Could a Specific Dietary Intake Be a Risk Factor for Cutaneous Melanoma?
The incidence of cutaneous melanoma (CM) has increased in the last decade. Some risk factors are well known, but there are other possible risk factors being studied, such as those involving nutrition. The objective of this case-control study was to assess the association between diet and CM. Classical risk factors, dietary intake, and body mass index were assessed. Binary logistic regression was used to study the association between dietary intake and the risk for CM. Classical risk factors associated with CM were confirmed. The findings suggest that some foods rich in vitamins A and D and phytochemicals may be related to CM.
Practice Points
- Hereditary and environmental risk factors have been identified for cutaneous melanoma (CM). Nutritional factors have been suggested as possible modifiable risk factors.

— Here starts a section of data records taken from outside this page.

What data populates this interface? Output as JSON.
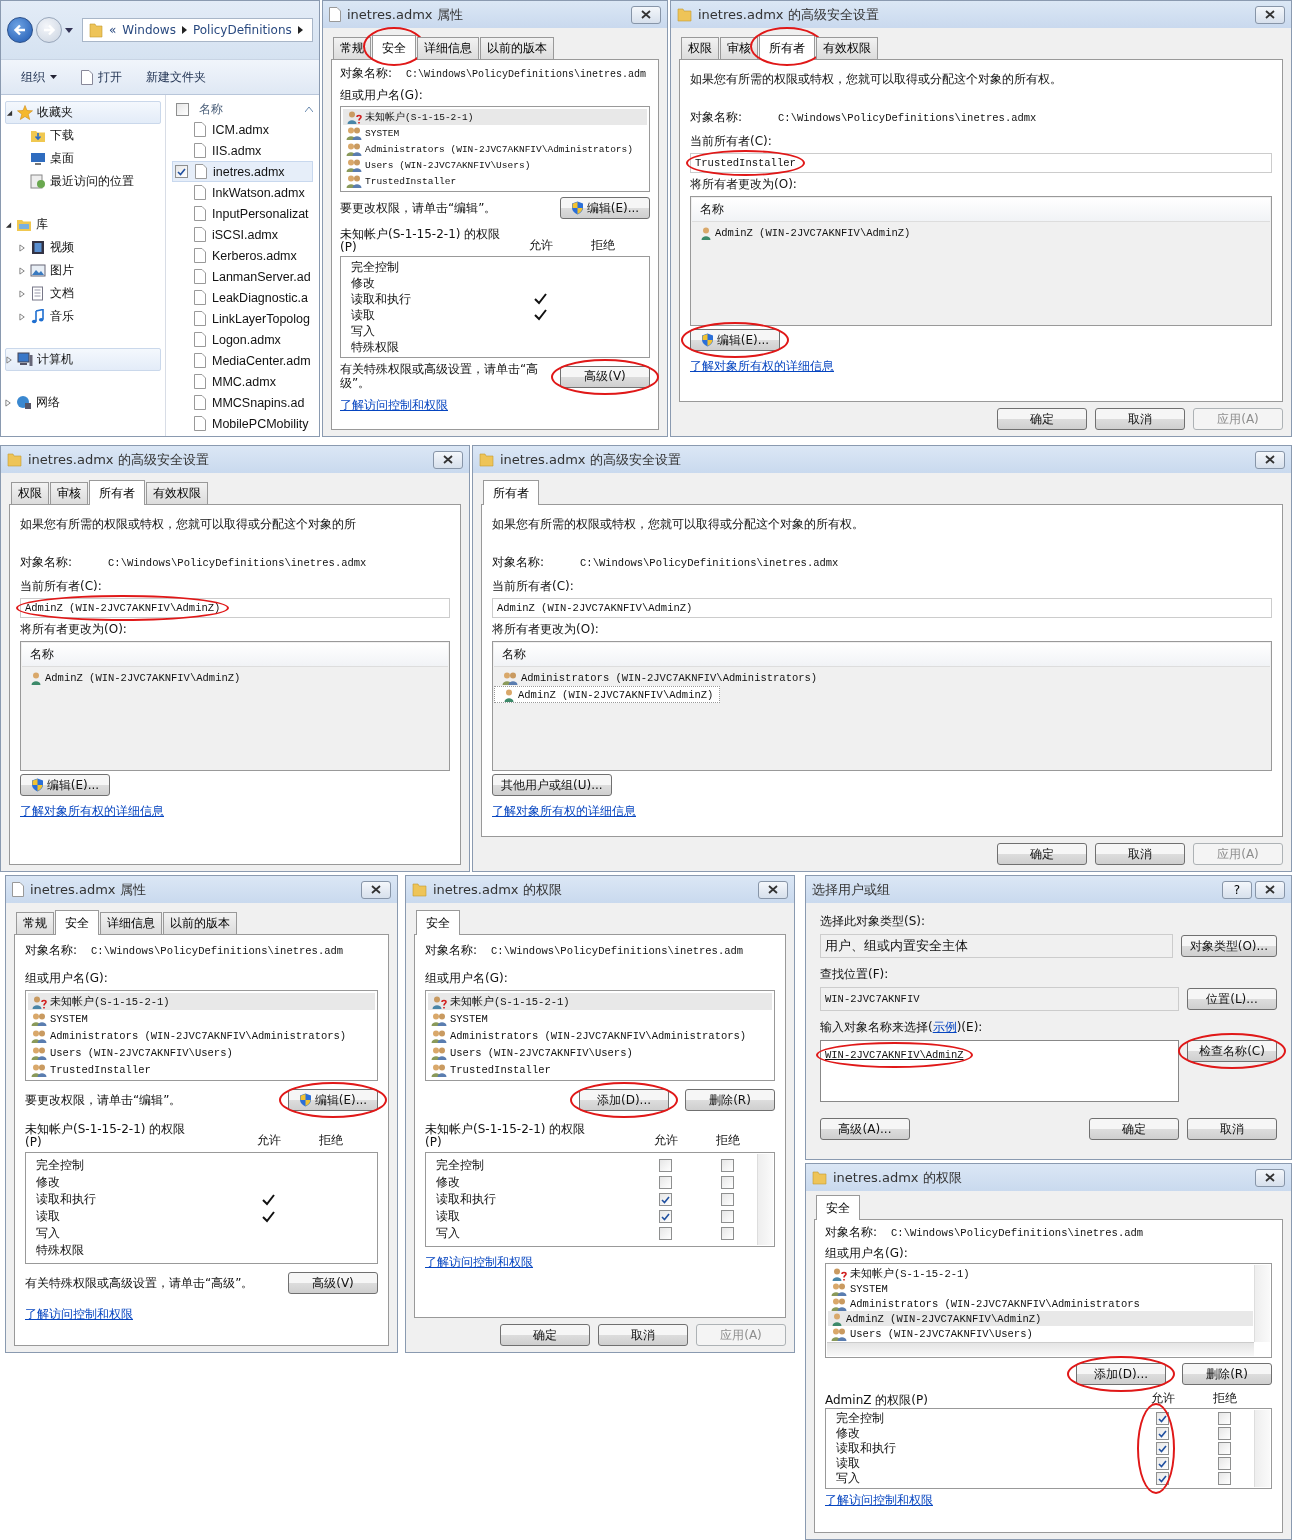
{
  "windows": [
    {
      "kind": "explorer",
      "breadcrumb": [
        "«",
        "Windows",
        "PolicyDefinitions"
      ],
      "toolbar": [
        {
          "label": "组织",
          "kind": "menu"
        },
        {
          "label": "打开",
          "kind": "open"
        },
        {
          "label": "新建文件夹",
          "kind": "plain"
        }
      ],
      "tree": [
        {
          "label": "收藏夹",
          "expanded": true,
          "selected": true,
          "children": [
            {
              "label": "下载"
            },
            {
              "label": "桌面"
            },
            {
              "label": "最近访问的位置"
            }
          ]
        },
        {
          "label": "库",
          "expanded": true,
          "selected": false,
          "children": [
            {
              "label": "视频",
              "expanded": false
            },
            {
              "label": "图片",
              "expanded": false
            },
            {
              "label": "文档",
              "expanded": false
            },
            {
              "label": "音乐",
              "expanded": false
            }
          ]
        },
        {
          "label": "计算机",
          "expanded": false,
          "selected": true
        },
        {
          "label": "网络",
          "expanded": false,
          "selected": false
        }
      ],
      "select_all_checked": false,
      "column": "名称",
      "files": [
        {
          "name": "ICM.admx",
          "selected": false,
          "checked": false
        },
        {
          "name": "IIS.admx",
          "selected": false,
          "checked": false
        },
        {
          "name": "inetres.admx",
          "selected": true,
          "checked": true
        },
        {
          "name": "InkWatson.admx",
          "selected": false,
          "checked": false
        },
        {
          "name": "InputPersonalizat",
          "selected": false,
          "checked": false
        },
        {
          "name": "iSCSI.admx",
          "selected": false,
          "checked": false
        },
        {
          "name": "Kerberos.admx",
          "selected": false,
          "checked": false
        },
        {
          "name": "LanmanServer.ad",
          "selected": false,
          "checked": false
        },
        {
          "name": "LeakDiagnostic.a",
          "selected": false,
          "checked": false
        },
        {
          "name": "LinkLayerTopolog",
          "selected": false,
          "checked": false
        },
        {
          "name": "Logon.admx",
          "selected": false,
          "checked": false
        },
        {
          "name": "MediaCenter.adm",
          "selected": false,
          "checked": false
        },
        {
          "name": "MMC.admx",
          "selected": false,
          "checked": false
        },
        {
          "name": "MMCSnapins.ad",
          "selected": false,
          "checked": false
        },
        {
          "name": "MobilePCMobility",
          "selected": false,
          "checked": false
        }
      ]
    },
    {
      "kind": "properties",
      "title": "inetres.admx 属性",
      "tabs": [
        {
          "label": "常规",
          "selected": false,
          "circled": false
        },
        {
          "label": "安全",
          "selected": true,
          "circled": true
        },
        {
          "label": "详细信息",
          "selected": false,
          "circled": false
        },
        {
          "label": "以前的版本",
          "selected": false,
          "circled": false
        }
      ],
      "object_label": "对象名称:",
      "object_value": "C:\\Windows\\PolicyDefinitions\\inetres.adm",
      "group_label": "组或用户名(G):",
      "principals": [
        {
          "name": "未知帐户(S-1-15-2-1)",
          "kind": "unknown",
          "selected": true
        },
        {
          "name": "SYSTEM",
          "kind": "group",
          "selected": false
        },
        {
          "name": "Administrators (WIN-2JVC7AKNFIV\\Administrators)",
          "kind": "group",
          "selected": false
        },
        {
          "name": "Users (WIN-2JVC7AKNFIV\\Users)",
          "kind": "group",
          "selected": false
        },
        {
          "name": "TrustedInstaller",
          "kind": "group",
          "selected": false
        }
      ],
      "edit_hint": "要更改权限，请单击“编辑”。",
      "edit_button": {
        "label": "编辑(E)...",
        "shield": true,
        "circled": false
      },
      "perm_label": "未知帐户(S-1-15-2-1) 的权限(P)",
      "allow_label": "允许",
      "deny_label": "拒绝",
      "permissions": [
        {
          "name": "完全控制",
          "allow": false,
          "deny": false
        },
        {
          "name": "修改",
          "allow": false,
          "deny": false
        },
        {
          "name": "读取和执行",
          "allow": true,
          "deny": false
        },
        {
          "name": "读取",
          "allow": true,
          "deny": false
        },
        {
          "name": "写入",
          "allow": false,
          "deny": false
        },
        {
          "name": "特殊权限",
          "allow": false,
          "deny": false
        }
      ],
      "advanced_hint": "有关特殊权限或高级设置，请单击“高级”。",
      "advanced_button": {
        "label": "高级(V)",
        "circled": true
      },
      "link": "了解访问控制和权限"
    },
    {
      "kind": "advanced",
      "title": "inetres.admx 的高级安全设置",
      "tabs": [
        {
          "label": "权限",
          "selected": false,
          "circled": false
        },
        {
          "label": "审核",
          "selected": false,
          "circled": false
        },
        {
          "label": "所有者",
          "selected": true,
          "circled": true
        },
        {
          "label": "有效权限",
          "selected": false,
          "circled": false
        }
      ],
      "intro": "如果您有所需的权限或特权，您就可以取得或分配这个对象的所有权。",
      "object_label": "对象名称:",
      "object_value": "C:\\Windows\\PolicyDefinitions\\inetres.admx",
      "owner_label": "当前所有者(C):",
      "owner": {
        "value": "TrustedInstaller",
        "circled": true
      },
      "change_label": "将所有者更改为(O):",
      "column": "名称",
      "candidates": [
        {
          "name": "AdminZ (WIN-2JVC7AKNFIV\\AdminZ)",
          "kind": "user",
          "selected": false
        }
      ],
      "action_button": {
        "label": "编辑(E)...",
        "shield": true,
        "circled": true
      },
      "link": "了解对象所有权的详细信息",
      "footer": [
        {
          "label": "确定",
          "disabled": false
        },
        {
          "label": "取消",
          "disabled": false
        },
        {
          "label": "应用(A)",
          "disabled": true
        }
      ]
    },
    {
      "kind": "advanced",
      "title": "inetres.admx 的高级安全设置",
      "tabs": [
        {
          "label": "权限",
          "selected": false,
          "circled": false
        },
        {
          "label": "审核",
          "selected": false,
          "circled": false
        },
        {
          "label": "所有者",
          "selected": true,
          "circled": false
        },
        {
          "label": "有效权限",
          "selected": false,
          "circled": false
        }
      ],
      "intro": "如果您有所需的权限或特权，您就可以取得或分配这个对象的所",
      "object_label": "对象名称:",
      "object_value": "C:\\Windows\\PolicyDefinitions\\inetres.admx",
      "owner_label": "当前所有者(C):",
      "owner": {
        "value": "AdminZ (WIN-2JVC7AKNFIV\\AdminZ)",
        "circled": true
      },
      "change_label": "将所有者更改为(O):",
      "column": "名称",
      "candidates": [
        {
          "name": "AdminZ (WIN-2JVC7AKNFIV\\AdminZ)",
          "kind": "user",
          "selected": false
        }
      ],
      "action_button": {
        "label": "编辑(E)...",
        "shield": true,
        "circled": false
      },
      "link": "了解对象所有权的详细信息"
    },
    {
      "kind": "advanced",
      "title": "inetres.admx 的高级安全设置",
      "tabs": [
        {
          "label": "所有者",
          "selected": true,
          "circled": false
        }
      ],
      "intro": "如果您有所需的权限或特权，您就可以取得或分配这个对象的所有权。",
      "object_label": "对象名称:",
      "object_value": "C:\\Windows\\PolicyDefinitions\\inetres.admx",
      "owner_label": "当前所有者(C):",
      "owner": {
        "value": "AdminZ (WIN-2JVC7AKNFIV\\AdminZ)",
        "circled": false
      },
      "change_label": "将所有者更改为(O):",
      "column": "名称",
      "candidates": [
        {
          "name": "Administrators (WIN-2JVC7AKNFIV\\Administrators)",
          "kind": "group",
          "selected": false
        },
        {
          "name": "AdminZ (WIN-2JVC7AKNFIV\\AdminZ)",
          "kind": "user",
          "selected": true
        }
      ],
      "action_button": {
        "label": "其他用户或组(U)...",
        "shield": false,
        "circled": false
      },
      "link": "了解对象所有权的详细信息",
      "footer": [
        {
          "label": "确定",
          "disabled": false
        },
        {
          "label": "取消",
          "disabled": false
        },
        {
          "label": "应用(A)",
          "disabled": true
        }
      ]
    },
    {
      "kind": "properties",
      "title": "inetres.admx 属性",
      "tabs": [
        {
          "label": "常规",
          "selected": false,
          "circled": false
        },
        {
          "label": "安全",
          "selected": true,
          "circled": false
        },
        {
          "label": "详细信息",
          "selected": false,
          "circled": false
        },
        {
          "label": "以前的版本",
          "selected": false,
          "circled": false
        }
      ],
      "object_label": "对象名称:",
      "object_value": "C:\\Windows\\PolicyDefinitions\\inetres.adm",
      "group_label": "组或用户名(G):",
      "principals": [
        {
          "name": "未知帐户(S-1-15-2-1)",
          "kind": "unknown",
          "selected": true
        },
        {
          "name": "SYSTEM",
          "kind": "group",
          "selected": false
        },
        {
          "name": "Administrators (WIN-2JVC7AKNFIV\\Administrators)",
          "kind": "group",
          "selected": false
        },
        {
          "name": "Users (WIN-2JVC7AKNFIV\\Users)",
          "kind": "group",
          "selected": false
        },
        {
          "name": "TrustedInstaller",
          "kind": "group",
          "selected": false
        }
      ],
      "edit_hint": "要更改权限，请单击“编辑”。",
      "edit_button": {
        "label": "编辑(E)...",
        "shield": true,
        "circled": true
      },
      "perm_label": "未知帐户(S-1-15-2-1) 的权限(P)",
      "allow_label": "允许",
      "deny_label": "拒绝",
      "permissions": [
        {
          "name": "完全控制",
          "allow": false,
          "deny": false
        },
        {
          "name": "修改",
          "allow": false,
          "deny": false
        },
        {
          "name": "读取和执行",
          "allow": true,
          "deny": false
        },
        {
          "name": "读取",
          "allow": true,
          "deny": false
        },
        {
          "name": "写入",
          "allow": false,
          "deny": false
        },
        {
          "name": "特殊权限",
          "allow": false,
          "deny": false
        }
      ],
      "advanced_hint": "有关特殊权限或高级设置，请单击“高级”。",
      "advanced_button": {
        "label": "高级(V)",
        "circled": false
      },
      "link": "了解访问控制和权限"
    },
    {
      "kind": "permissions",
      "title": "inetres.admx 的权限",
      "tabs": [
        {
          "label": "安全",
          "selected": true,
          "circled": false
        }
      ],
      "object_label": "对象名称:",
      "object_value": "C:\\Windows\\PolicyDefinitions\\inetres.adm",
      "group_label": "组或用户名(G):",
      "principals": [
        {
          "name": "未知帐户(S-1-15-2-1)",
          "kind": "unknown",
          "selected": true
        },
        {
          "name": "SYSTEM",
          "kind": "group",
          "selected": false
        },
        {
          "name": "Administrators (WIN-2JVC7AKNFIV\\Administrators)",
          "kind": "group",
          "selected": false
        },
        {
          "name": "Users (WIN-2JVC7AKNFIV\\Users)",
          "kind": "group",
          "selected": false
        },
        {
          "name": "TrustedInstaller",
          "kind": "group",
          "selected": false
        }
      ],
      "add_button": {
        "label": "添加(D)...",
        "circled": true
      },
      "remove_button": {
        "label": "删除(R)",
        "circled": false
      },
      "perm_label": "未知帐户(S-1-15-2-1) 的权限(P)",
      "allow_label": "允许",
      "deny_label": "拒绝",
      "permissions": [
        {
          "name": "完全控制",
          "allow": false,
          "deny": false
        },
        {
          "name": "修改",
          "allow": false,
          "deny": false
        },
        {
          "name": "读取和执行",
          "allow": true,
          "deny": false
        },
        {
          "name": "读取",
          "allow": true,
          "deny": false
        },
        {
          "name": "写入",
          "allow": false,
          "deny": false
        }
      ],
      "allow_circled": false,
      "link": "了解访问控制和权限",
      "footer": [
        {
          "label": "确定",
          "disabled": false
        },
        {
          "label": "取消",
          "disabled": false
        },
        {
          "label": "应用(A)",
          "disabled": true
        }
      ]
    },
    {
      "kind": "select",
      "title": "选择用户或组",
      "help_button": "?",
      "type_label": "选择此对象类型(S):",
      "type_value": "用户、组或内置安全主体",
      "type_button": {
        "label": "对象类型(O)...",
        "circled": false
      },
      "location_label": "查找位置(F):",
      "location_value": "WIN-2JVC7AKNFIV",
      "location_button": {
        "label": "位置(L)...",
        "circled": false
      },
      "names_label": "输入对象名称来选择(",
      "names_example": "示例",
      "names_label_end": ")(E):",
      "names": {
        "value": "WIN-2JVC7AKNFIV\\AdminZ",
        "circled": true
      },
      "check_button": {
        "label": "检查名称(C)",
        "circled": true
      },
      "advanced_button": {
        "label": "高级(A)...",
        "circled": false
      },
      "footer": [
        {
          "label": "确定",
          "disabled": false
        },
        {
          "label": "取消",
          "disabled": false
        }
      ]
    },
    {
      "kind": "permissions",
      "title": "inetres.admx 的权限",
      "tabs": [
        {
          "label": "安全",
          "selected": true,
          "circled": false
        }
      ],
      "object_label": "对象名称:",
      "object_value": "C:\\Windows\\PolicyDefinitions\\inetres.adm",
      "group_label": "组或用户名(G):",
      "principals": [
        {
          "name": "未知帐户(S-1-15-2-1)",
          "kind": "unknown",
          "selected": false
        },
        {
          "name": "SYSTEM",
          "kind": "group",
          "selected": false
        },
        {
          "name": "Administrators (WIN-2JVC7AKNFIV\\Administrators",
          "kind": "group",
          "selected": false
        },
        {
          "name": "AdminZ (WIN-2JVC7AKNFIV\\AdminZ)",
          "kind": "user",
          "selected": true
        },
        {
          "name": "Users (WIN-2JVC7AKNFIV\\Users)",
          "kind": "group",
          "selected": false
        }
      ],
      "add_button": {
        "label": "添加(D)...",
        "circled": true
      },
      "remove_button": {
        "label": "删除(R)",
        "circled": false
      },
      "perm_label": "AdminZ 的权限(P)",
      "allow_label": "允许",
      "deny_label": "拒绝",
      "permissions": [
        {
          "name": "完全控制",
          "allow": true,
          "deny": false
        },
        {
          "name": "修改",
          "allow": true,
          "deny": false
        },
        {
          "name": "读取和执行",
          "allow": true,
          "deny": false
        },
        {
          "name": "读取",
          "allow": true,
          "deny": false
        },
        {
          "name": "写入",
          "allow": true,
          "deny": false
        }
      ],
      "allow_circled": true,
      "link": "了解访问控制和权限"
    }
  ]
}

- Foods rich in vitamins A and D may be protective risk factors for CM.
Vitamin A (retinol) is a fat-soluble, organic compound that cannot be synthesized by humans but is necessary for normal physiological function and therefore is classified as an essential nutrient. The main source of vitamin A in the human diet is from retinyl esters, mostly from animal products such as dairy products (eg, butter) as well as from plant-based, provitamin A carotenoids (α-carotene, β-carotene) that can be converted to retinol in the intestines.14
Some case-control studies have investigated the association of vitamin A intake and CM risk, reporting mixed findings. Naldi et al15 found a notable inverse association between vitamin A intake and CM risk. Le Marchand et al16 found no inverse association for carotenoids or retinol. Kirkpatrick et al17 found no evidence of a protective effect for vitamin A or carotenoids on CM. However, the Nurses’ Health Study and the Nurses’ Health Study II reported inverse associations between CM and retinol from foods and dietary supplements.8
Dairy products such as butter contain several components considered to be potentially anticarcinogenic, such as calcium, vitamin D, butyric acid, conjugated linoleic acid, sphingolipids, and probiotic bacteria. Some studies found an inverted association between melanoma and high intake of dairy products or other dietary sources of vitamin D, while some investigators showed no association.6,18
Fortes et al18 assessed the role of diet on CM and found no protective effects of butter intake against the development of melanoma; however, a protective effect was found for carrots, which are rich in provitamin A (β-carotene) and for the regular intake of herbs rich in polyphenols (eg, rosemary). In our study, we found a protective effect against CM for butter but not for other dairy products. These findings could be explained by the high content of vitamin A in butter in comparison to other dairy products. Habitual intake of oregano also was associated with a protective effect for CM. Oregano is rich in polyphenols such as carvacrol, thymol, and rosmarinic acid, which are known for their antioxidant capacities and the inhibition of cyclooxygenase.19-21 At experimental levels, both carvacrol and thymol have been shown to inhibit the growth of melanoma cells.19,20 Rosmarinic acid, contained by both rosemary and oregano, have been shown at experimental levels to have photoprotective effects against melanoma.21
The relationship between dietary and nutritional intake and CM has a great potential that should be further explored. Tong and Young22 showed that proanthocyanidins found in grape seeds, epigallocatechin-3-gallate, resveratrol, rosmarinic acid, lycopene, and fig latex have demonstrated clear anticancer effects toward melanoma.
The strength of this study is the high response rate of both cases and controls and the use of incidence melanoma cases that decrease recall bias. A limitation of our study is that food portions were based on average portion size for each food item and therefore it can capture habitual consumption but not calculate actual nutrient intake. Misclassification of dietary exposure also could be a problem. Part of this misclassification is a result of a food frequency questionnaire being an imperfect measure of dietary history; however, we evaluated the reproducibility of the food frequency questionnaire used in this case-control study. Overall, there was a fair to good reproducibility between answers in 2 different periods (12 months apart). For example, agreement for frequency of intake of fresh herbs, tomatoes, and butter were 90.8%, 83.1%, and 83.3%, respectively.
Our sample size had sufficient statistical power to detect the effects of diet on CM.
Conclusion
Our study indicates that butter and oregano intake seem to have a protective role against the development of CM. Further studies are needed to confirm these findings.